Hamas leader Mahmoud al-Zahar once promised his audience during a mass rally in Gaza that “Islam will enter every house and will spread over the entire world;” more recently, the mufti of the Jordan-based Palestine Liberation Army seems to have entertained similar hopes.
Maybe it’s people like Zahar and the militant mufti that Walter Russell Mead has in mind when he notes that a new report from the Pew Forum on Religion and Public Life “will make a lot of people unhappy.” Mhm, and Mead’s headline won’t be much of a consolation for those unhappy people, either: “The Missionaries Win: Christianity Becomes Global Religious Superpower.”
Mead highlights some of the most important findings of the report:
Christianity in the last one hundred years grew to become the world’s most widespread and diverse religion as well as the largest. Roughly one third of the world’s almost seven billion people are (or at least say they are) Christian. The second largest religion, Islam, claims about one fourth of the world’s population.
The most dramatic change in the last 100 years is Christianity’s global surge. In 1910, there were about 9 million Christians in sub-Saharan Africa, the Pew survey reports. Today there are more than half a billion. This fact is of interest to geopoliticians as much as to believers: sub-Saharan Africa remains the scene of intense Christian-Muslim competition, a competition that frequently breaks out into violence. The Christians appear to be winning the “race for Africa” at least for now as more than 60 percent of sub-Saharan Africans look to the Cross rather than to the Crescent. As the US increases its presence in Africa, the common religious orientation will likely make for better and deeper ties.

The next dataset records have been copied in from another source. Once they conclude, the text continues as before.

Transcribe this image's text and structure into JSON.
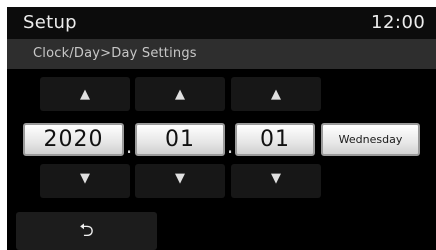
{
  "header": {
    "title": "Setup",
    "time": "12:00"
  },
  "breadcrumb": "Clock/Day>Day Settings",
  "date": {
    "year": "2020",
    "month": "01",
    "day": "01",
    "separator": ".",
    "weekday": "Wednesday"
  },
  "icons": {
    "up": "▲",
    "down": "▼",
    "back": "⮌"
  }
}
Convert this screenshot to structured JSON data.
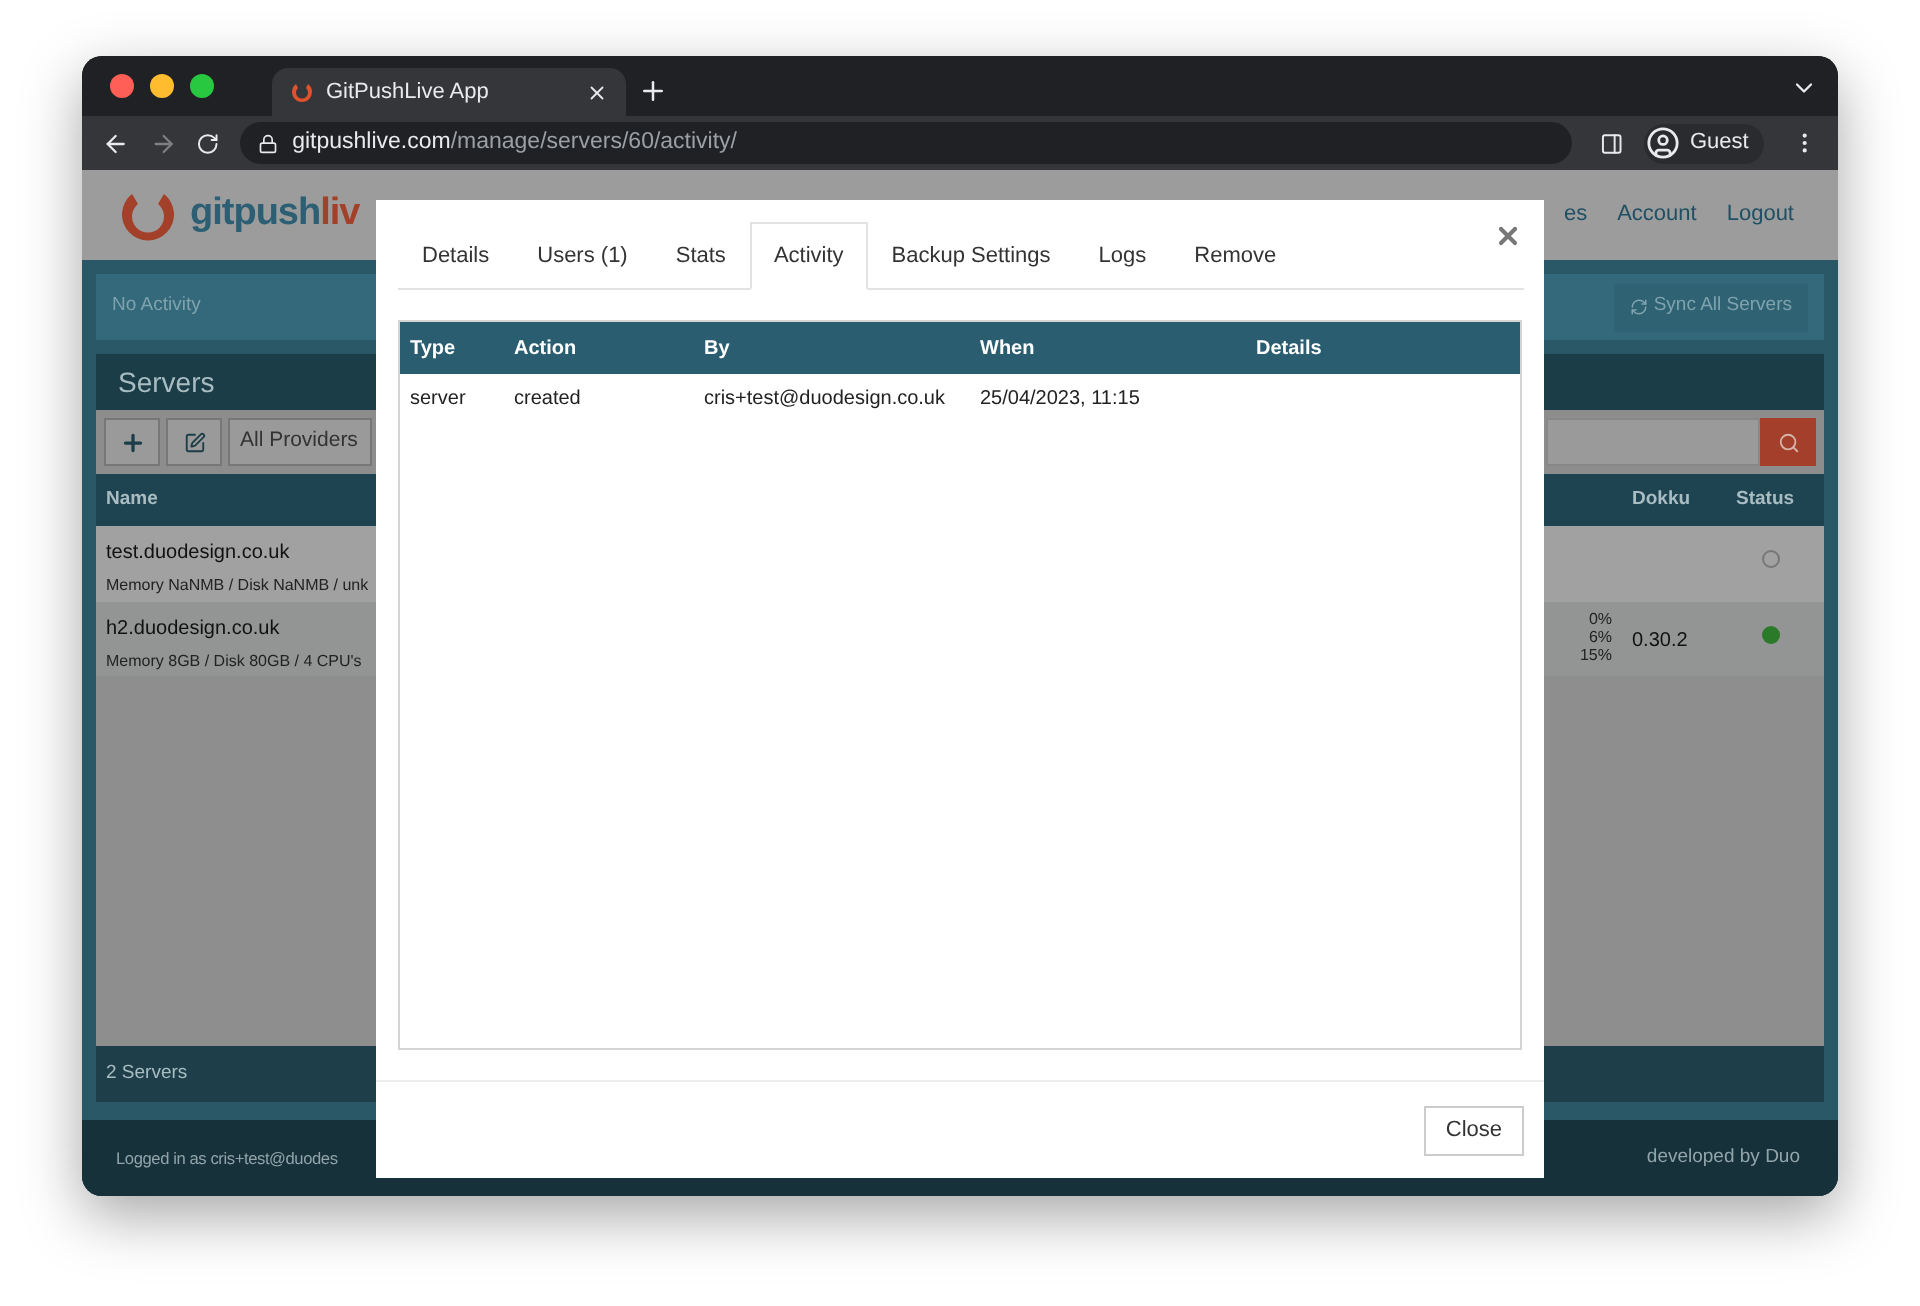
{
  "browser": {
    "tab_title": "GitPushLive App",
    "url_host": "gitpushlive.com",
    "url_path": "/manage/servers/60/activity/",
    "profile": "Guest"
  },
  "app": {
    "logo_first": "gitpush",
    "logo_second": "liv",
    "nav": [
      "es",
      "Account",
      "Logout"
    ]
  },
  "notice": {
    "text": "No Activity",
    "sync_button": "Sync All Servers"
  },
  "servers": {
    "title": "Servers",
    "provider_filter": "All Providers",
    "column_left": "Name",
    "columns_right": [
      "Dokku",
      "Status"
    ],
    "rows": [
      {
        "name": "test.duodesign.co.uk",
        "specs": "Memory NaNMB / Disk NaNMB / unk",
        "usage": [],
        "dokku": "",
        "online": false
      },
      {
        "name": "h2.duodesign.co.uk",
        "specs": "Memory 8GB / Disk 80GB / 4 CPU's",
        "usage": [
          "0%",
          "6%",
          "15%"
        ],
        "dokku": "0.30.2",
        "online": true
      }
    ],
    "count": "2 Servers"
  },
  "footer": {
    "logged_in": "Logged in as cris+test@duodes",
    "credit": "developed by Duo"
  },
  "modal": {
    "tabs": [
      {
        "label": "Details",
        "selected": false
      },
      {
        "label": "Users (1)",
        "selected": false
      },
      {
        "label": "Stats",
        "selected": false
      },
      {
        "label": "Activity",
        "selected": true
      },
      {
        "label": "Backup Settings",
        "selected": false
      },
      {
        "label": "Logs",
        "selected": false
      },
      {
        "label": "Remove",
        "selected": false
      }
    ],
    "columns": [
      "Type",
      "Action",
      "By",
      "When",
      "Details"
    ],
    "rows": [
      [
        "server",
        "created",
        "cris+test@duodesign.co.uk",
        "25/04/2023, 11:15",
        ""
      ]
    ],
    "close_button": "Close"
  }
}
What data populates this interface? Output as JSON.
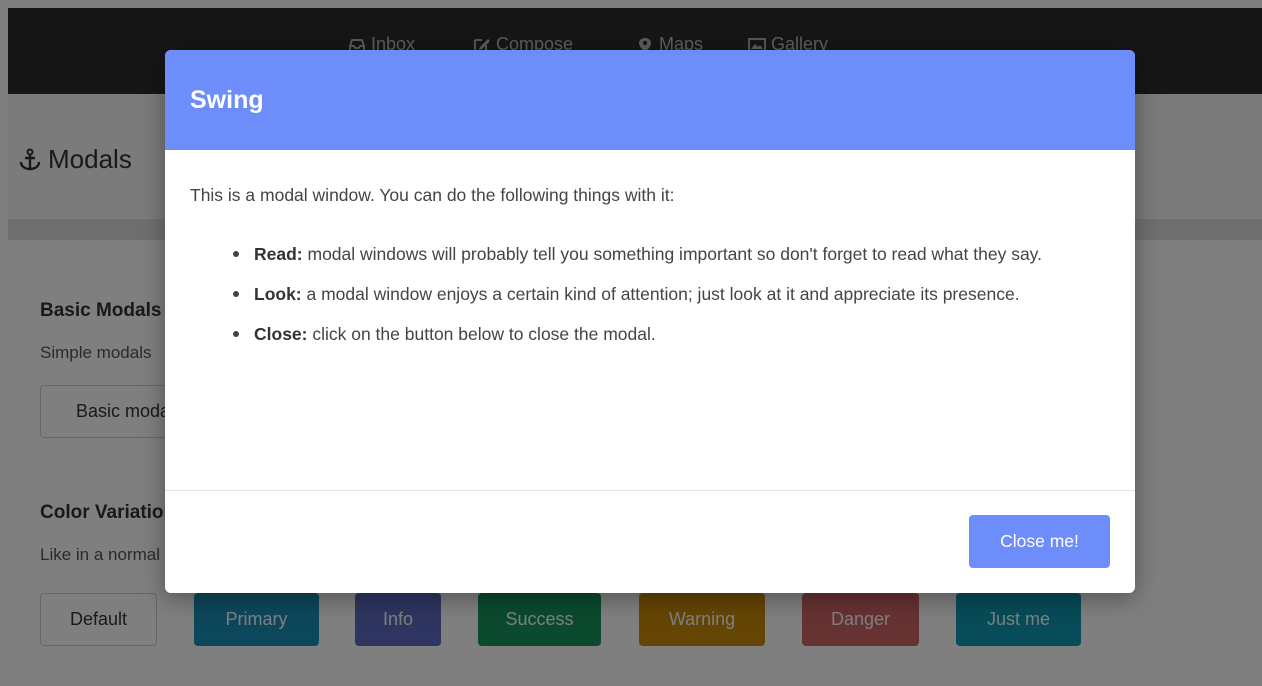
{
  "nav": {
    "items": [
      {
        "label": "Inbox",
        "icon": "inbox-icon"
      },
      {
        "label": "Compose",
        "icon": "edit-icon"
      },
      {
        "label": "Maps",
        "icon": "map-marker-icon"
      },
      {
        "label": "Gallery",
        "icon": "image-icon"
      }
    ]
  },
  "header": {
    "title": "Modals",
    "icon": "anchor-icon"
  },
  "basic": {
    "title": "Basic Modals",
    "desc": "Simple modals",
    "button_label": "Basic modal"
  },
  "colors": {
    "title": "Color Variations",
    "desc": "Like in a normal",
    "buttons": [
      {
        "label": "Default",
        "color": "#ffffff"
      },
      {
        "label": "Primary",
        "color": "#1b8fb6"
      },
      {
        "label": "Info",
        "color": "#5c6bc0"
      },
      {
        "label": "Success",
        "color": "#16955f"
      },
      {
        "label": "Warning",
        "color": "#c98a06"
      },
      {
        "label": "Danger",
        "color": "#cf6464"
      },
      {
        "label": "Just me",
        "color": "#0f98b0"
      }
    ]
  },
  "modal": {
    "title": "Swing",
    "accent": "#6d8dfb",
    "intro": "This is a modal window. You can do the following things with it:",
    "items": [
      {
        "label": "Read:",
        "text": " modal windows will probably tell you something important so don't forget to read what they say."
      },
      {
        "label": "Look:",
        "text": " a modal window enjoys a certain kind of attention; just look at it and appreciate its presence."
      },
      {
        "label": "Close:",
        "text": " click on the button below to close the modal."
      }
    ],
    "close_label": "Close me!"
  }
}
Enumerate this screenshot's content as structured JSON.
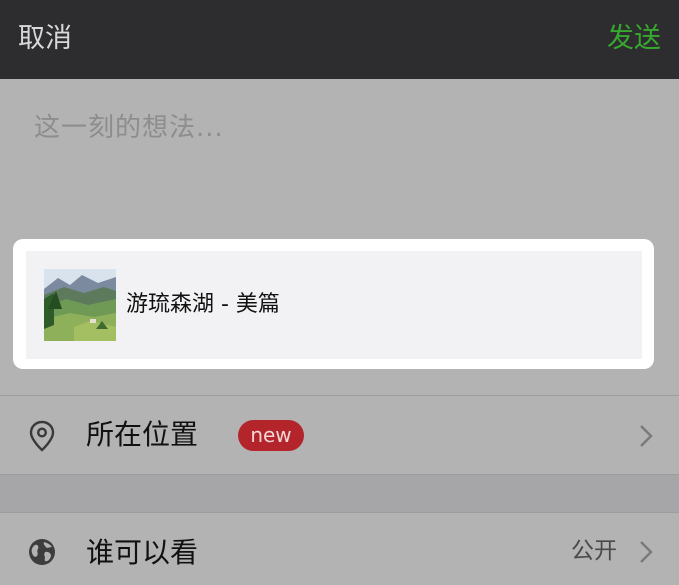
{
  "header": {
    "cancel_label": "取消",
    "send_label": "发送"
  },
  "compose": {
    "placeholder": "这一刻的想法..."
  },
  "shared_link": {
    "title": "游琉森湖 - 美篇",
    "thumbnail_icon": "landscape-thumbnail"
  },
  "location_row": {
    "icon": "location-pin-icon",
    "label": "所在位置",
    "badge": "new"
  },
  "visibility_row": {
    "icon": "globe-icon",
    "label": "谁可以看",
    "value": "公开"
  },
  "colors": {
    "top_bar": "#2d2d2f",
    "send_accent": "#37a82f",
    "badge_red": "#b3252a",
    "overlay_gray": "#b3b3b3"
  }
}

In another major development, Christianity has achieved a significant presence on the mainland of Asia. […] the future of Christianity as a global faith will likely depend on what happens in countries in East, South and Southeast Asia. […]
As Mead points out, religious demography is a problematic field, but the Pew report provides the most reliable information available – and, so says the professor, because “familiarity with religious history, religious culture and religious demography is essential for anybody who aspires to be a serious student of world affairs; this Pew report is not to be missed.”
To add just one observation from the report’s executive summary – which explains why Zahar and the militant mufti are so upbeat about the ultimate victory of Islam:
Though Christianity began in the Middle East-North Africa, today that region has both the lowest concentration of Christians (about 4% of the region’s population) and the smallest number of Christians (about 13 million) of any major geographic region.
Particularly in the Christmas season, it’s popular in some quarters to blame one of the Middle East’s tiniest countries for the plight of the region’s Christian population…
Perhaps less known is the fact that due to an influx of Christian workers and refugees, some think that there are “enough newcomers now for a Catholic cathedral in every major Israeli city.”
Another piece of rather surprising news can be found at the website of the National Catholic Reporter, where a lengthy post under the hopeful title “Liberating the Christian voice in the Arab Spring” claims that
Israel is not the only country in the Middle East where the Christian population is experiencing growth. Statistics provided at last October’s Synod for the Middle East show that of the sixteen nations that make up the Middle East, seven have seen spikes in their Christian population since 1980: Saudi Arabia, Bahrain, the United Arab Emirates, Kuwait, Oman, Qatar, and Yemen. All are part of the Arabian Peninsula.
No doubt in all these places – and particularly in Saudi Arabia – construction workers are frantically building cathedrals and churches to provide the “spiking” Christian population with adequate places for worship…
And sadly, as far as the (equally unrealistic) hopes about the “Arab Spring” are concerned, it seems that almost 100 000 Egyptian Copts have already given up any such hopes and left their country.